Cabe recordar que el pasado 8 de noviembre, pese a que nadie confirmó la identidad del cadáver, el entonces gobernador de la vecina provincia resolvió recibirlos con una guardia de honor y ubicarlos en la Catedral cordobesa. Ahora, como no se sabe a quién corresponden, se solicita que no permanezcan más en ese edificio que se erige como monumento histórico nacional.
Damianovich informó que contactos con académicos de Córdoba dan la pauta de que “lejos está haberse confirmado” la procedencia de los restos. Del mismo modo, insistió en que, incluso la Junta Provincial de Estudios Históricos de esa provincia “siempre estuvo de acuerdo con nosotros” en que no pertenecían al ex gobernador.

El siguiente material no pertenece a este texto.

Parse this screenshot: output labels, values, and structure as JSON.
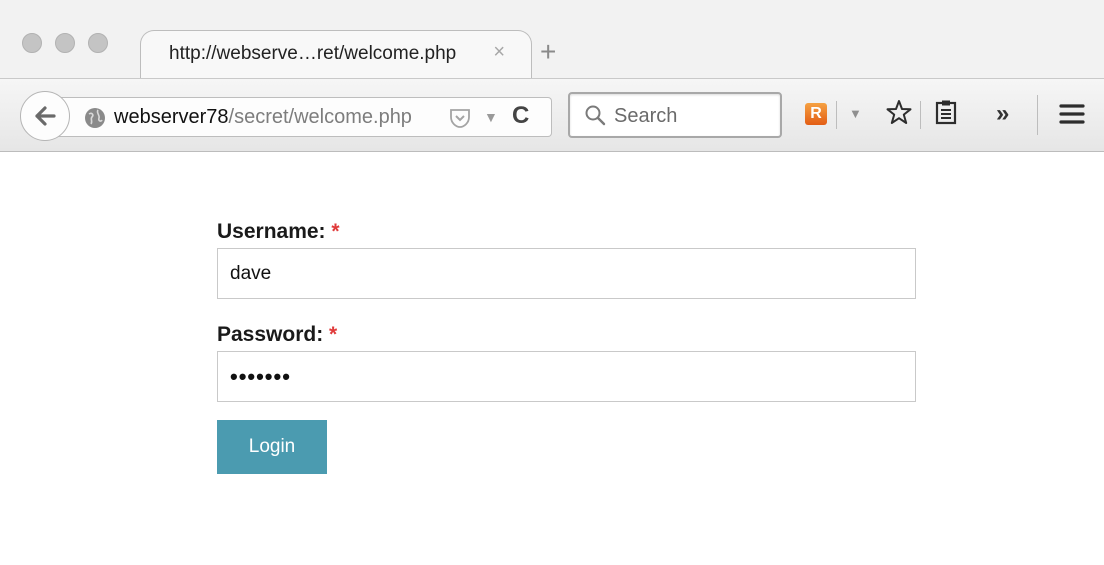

Con este precedente, opinó que “están dadas las condiciones para reclamarlos porque se indica que no responden a ninguna identidad probada”. Por ello, sugirió la necesidad de “establecer su destino y qué mejor sería que retornarlos a Santa Fe”. No obstante, aclaró que esto deberá hacerse “sin ninguna pompa”.
“El actual gobierno de Córdoba –que no es el mismo que hizo ese papelón, puede revisar la cuestión y admitir que no está probada”, dijo en referencia a la administración anterior, que fue reemplazada por el nuevo período de De la Sota.
Por último, consideró que “para los historiadores que estuvimos en esto fue un desafío, no lo consideramos nunca ni quisimos hacerlo ver como una cuestión central. Fue un desafío y creo que estuvimos a la altura de las circunstancias”, concluyó.